Hilary Moore (interviewee) was an environmental justice organizer with Rising Tide and Mobilization for Climate Justice West. She now works for Showing Up for Racial Justice, and lives in Louisville, Kentucky.
Vanessa Nosie (interviewee) is a member of Apache Stronghold, a partner of the Poor People's Campaign: A National Call for Moral Revival.
Roz Pelles (interviewee) is currently the Strategic Advisor to the Poor Peoples Campaign: A National Call for Moral Revival. Born and raised in Winston-Salem, North Carolina, Pelles currently resides in Silver Spring, Maryland.

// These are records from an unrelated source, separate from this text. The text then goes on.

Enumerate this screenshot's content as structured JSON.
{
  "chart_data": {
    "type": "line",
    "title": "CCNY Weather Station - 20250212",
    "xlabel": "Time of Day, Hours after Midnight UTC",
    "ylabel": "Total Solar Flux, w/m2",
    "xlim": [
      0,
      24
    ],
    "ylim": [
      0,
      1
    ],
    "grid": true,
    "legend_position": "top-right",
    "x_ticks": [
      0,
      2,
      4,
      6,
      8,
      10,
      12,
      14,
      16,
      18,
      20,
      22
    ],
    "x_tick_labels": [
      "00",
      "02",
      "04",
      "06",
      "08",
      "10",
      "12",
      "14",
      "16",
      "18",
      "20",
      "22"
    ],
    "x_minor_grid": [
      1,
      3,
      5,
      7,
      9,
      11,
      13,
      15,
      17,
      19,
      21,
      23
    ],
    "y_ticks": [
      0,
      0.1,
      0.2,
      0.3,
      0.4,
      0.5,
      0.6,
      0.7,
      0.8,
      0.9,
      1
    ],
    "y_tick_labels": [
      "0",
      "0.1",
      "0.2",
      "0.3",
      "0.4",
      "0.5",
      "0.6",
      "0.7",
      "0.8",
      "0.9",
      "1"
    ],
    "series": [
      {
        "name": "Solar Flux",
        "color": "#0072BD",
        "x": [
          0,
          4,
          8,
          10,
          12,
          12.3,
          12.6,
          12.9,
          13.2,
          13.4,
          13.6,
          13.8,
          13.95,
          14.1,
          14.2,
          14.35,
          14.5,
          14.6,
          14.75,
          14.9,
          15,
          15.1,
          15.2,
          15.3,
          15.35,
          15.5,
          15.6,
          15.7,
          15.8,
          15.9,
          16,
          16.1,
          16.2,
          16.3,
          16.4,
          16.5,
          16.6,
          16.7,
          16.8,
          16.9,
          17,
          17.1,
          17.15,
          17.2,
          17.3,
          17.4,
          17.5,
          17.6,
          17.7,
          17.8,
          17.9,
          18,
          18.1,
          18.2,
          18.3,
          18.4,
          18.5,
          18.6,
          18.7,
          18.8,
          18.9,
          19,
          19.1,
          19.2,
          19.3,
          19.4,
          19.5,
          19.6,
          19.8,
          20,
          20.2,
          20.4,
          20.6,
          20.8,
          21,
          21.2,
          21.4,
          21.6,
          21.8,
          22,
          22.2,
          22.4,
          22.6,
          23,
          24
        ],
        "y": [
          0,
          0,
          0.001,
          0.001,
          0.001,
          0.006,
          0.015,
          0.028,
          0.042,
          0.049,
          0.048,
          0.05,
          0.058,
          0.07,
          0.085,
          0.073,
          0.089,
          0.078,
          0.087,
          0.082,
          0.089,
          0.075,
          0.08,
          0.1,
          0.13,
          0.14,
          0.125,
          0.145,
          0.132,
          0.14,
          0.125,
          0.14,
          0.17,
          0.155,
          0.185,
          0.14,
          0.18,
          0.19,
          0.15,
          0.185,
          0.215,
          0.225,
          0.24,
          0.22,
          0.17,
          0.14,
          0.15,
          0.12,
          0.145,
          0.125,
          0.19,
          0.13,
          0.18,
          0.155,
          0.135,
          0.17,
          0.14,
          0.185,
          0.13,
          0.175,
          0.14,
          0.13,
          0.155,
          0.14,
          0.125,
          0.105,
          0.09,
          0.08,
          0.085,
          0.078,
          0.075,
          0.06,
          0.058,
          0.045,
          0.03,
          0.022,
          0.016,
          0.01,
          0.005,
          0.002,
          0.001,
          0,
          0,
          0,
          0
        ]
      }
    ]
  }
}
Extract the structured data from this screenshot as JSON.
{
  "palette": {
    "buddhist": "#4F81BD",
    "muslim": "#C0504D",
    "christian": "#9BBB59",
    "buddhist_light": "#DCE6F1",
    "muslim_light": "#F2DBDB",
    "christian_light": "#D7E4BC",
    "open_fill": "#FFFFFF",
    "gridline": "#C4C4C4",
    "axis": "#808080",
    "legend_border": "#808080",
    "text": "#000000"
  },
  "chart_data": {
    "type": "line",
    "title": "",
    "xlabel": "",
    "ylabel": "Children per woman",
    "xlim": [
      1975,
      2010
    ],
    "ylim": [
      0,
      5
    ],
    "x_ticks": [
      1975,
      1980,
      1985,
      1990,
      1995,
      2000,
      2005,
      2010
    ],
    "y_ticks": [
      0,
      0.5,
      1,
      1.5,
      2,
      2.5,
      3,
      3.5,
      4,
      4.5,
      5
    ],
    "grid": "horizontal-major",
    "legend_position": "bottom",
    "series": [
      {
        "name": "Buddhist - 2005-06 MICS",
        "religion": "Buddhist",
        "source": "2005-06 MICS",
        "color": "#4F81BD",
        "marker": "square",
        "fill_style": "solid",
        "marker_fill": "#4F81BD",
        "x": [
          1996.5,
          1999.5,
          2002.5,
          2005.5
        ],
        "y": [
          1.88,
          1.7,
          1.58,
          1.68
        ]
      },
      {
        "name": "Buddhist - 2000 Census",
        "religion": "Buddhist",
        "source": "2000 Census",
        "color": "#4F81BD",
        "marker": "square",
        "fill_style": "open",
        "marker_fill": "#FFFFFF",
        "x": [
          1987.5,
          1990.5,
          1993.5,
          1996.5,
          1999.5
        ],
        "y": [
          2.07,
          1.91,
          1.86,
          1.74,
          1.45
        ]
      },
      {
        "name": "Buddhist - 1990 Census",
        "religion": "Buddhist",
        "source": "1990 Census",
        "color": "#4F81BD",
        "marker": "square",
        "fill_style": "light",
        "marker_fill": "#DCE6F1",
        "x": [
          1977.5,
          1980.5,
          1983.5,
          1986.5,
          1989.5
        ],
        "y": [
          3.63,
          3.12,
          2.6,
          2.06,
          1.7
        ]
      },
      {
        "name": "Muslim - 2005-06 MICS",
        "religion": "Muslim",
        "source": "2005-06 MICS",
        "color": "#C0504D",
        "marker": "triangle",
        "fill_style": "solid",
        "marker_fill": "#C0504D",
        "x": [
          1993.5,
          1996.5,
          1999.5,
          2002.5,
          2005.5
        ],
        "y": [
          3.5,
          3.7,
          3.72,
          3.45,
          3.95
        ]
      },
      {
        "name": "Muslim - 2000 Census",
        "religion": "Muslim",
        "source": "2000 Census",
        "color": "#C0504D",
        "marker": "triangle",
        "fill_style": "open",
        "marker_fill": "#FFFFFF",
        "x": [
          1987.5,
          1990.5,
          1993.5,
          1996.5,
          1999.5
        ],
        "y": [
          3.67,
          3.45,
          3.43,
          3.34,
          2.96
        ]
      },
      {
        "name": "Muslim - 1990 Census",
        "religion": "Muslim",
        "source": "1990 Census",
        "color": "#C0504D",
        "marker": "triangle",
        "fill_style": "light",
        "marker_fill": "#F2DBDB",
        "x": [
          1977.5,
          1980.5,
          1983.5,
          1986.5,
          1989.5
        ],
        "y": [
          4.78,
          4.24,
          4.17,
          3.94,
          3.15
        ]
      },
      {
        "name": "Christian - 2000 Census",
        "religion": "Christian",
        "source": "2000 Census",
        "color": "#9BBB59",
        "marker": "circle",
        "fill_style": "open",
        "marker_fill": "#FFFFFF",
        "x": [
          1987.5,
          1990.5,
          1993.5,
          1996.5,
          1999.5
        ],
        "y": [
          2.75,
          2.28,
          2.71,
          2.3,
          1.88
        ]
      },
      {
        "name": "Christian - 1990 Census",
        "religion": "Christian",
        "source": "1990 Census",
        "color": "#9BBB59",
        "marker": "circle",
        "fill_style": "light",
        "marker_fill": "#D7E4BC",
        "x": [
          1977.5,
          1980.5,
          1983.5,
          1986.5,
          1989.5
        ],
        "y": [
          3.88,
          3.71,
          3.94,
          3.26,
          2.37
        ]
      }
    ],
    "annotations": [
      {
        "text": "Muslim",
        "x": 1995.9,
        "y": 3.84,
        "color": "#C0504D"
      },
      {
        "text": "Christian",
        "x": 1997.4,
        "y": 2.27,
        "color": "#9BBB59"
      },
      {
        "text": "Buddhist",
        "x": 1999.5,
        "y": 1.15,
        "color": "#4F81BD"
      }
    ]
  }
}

Loretta Ross (interviewee) has co-founded several groundbreaking organizations, coalitions, and formations with a Black feminist lens to ensure the inclusion of a radical Black women's perspective in feminist discourse. She teaches at Smith College in the Program for the Study of Women and Gender and curates the Feminist Oral History Project. Ross's latest book is Calling in the Calling Out Culture, and she resides in Holyoke, Massachusetts.
Yomara Velez (interviewee) currently works with the National Domestic Workers Alliance, supporting the development of local organizing chapters across the U.S. Yomara was born in Massachusetts and grew up in Miami, Puerto Rico, Venezuela, and the Bronx where she spent many years organizing. She currently lives in Atlanta, Georgia.
Betty Yu (interviewee) is a co-founder of Chinatown Art Brigade, a cultural collective using art to advance anti-gentrification organizing, and teaches video, social practice, art and activism at Pratt Institute, Hunter College, and The New School. Betty was born and raised in New York City, and grew up in Sunset Park, Brooklyn, where she lives today.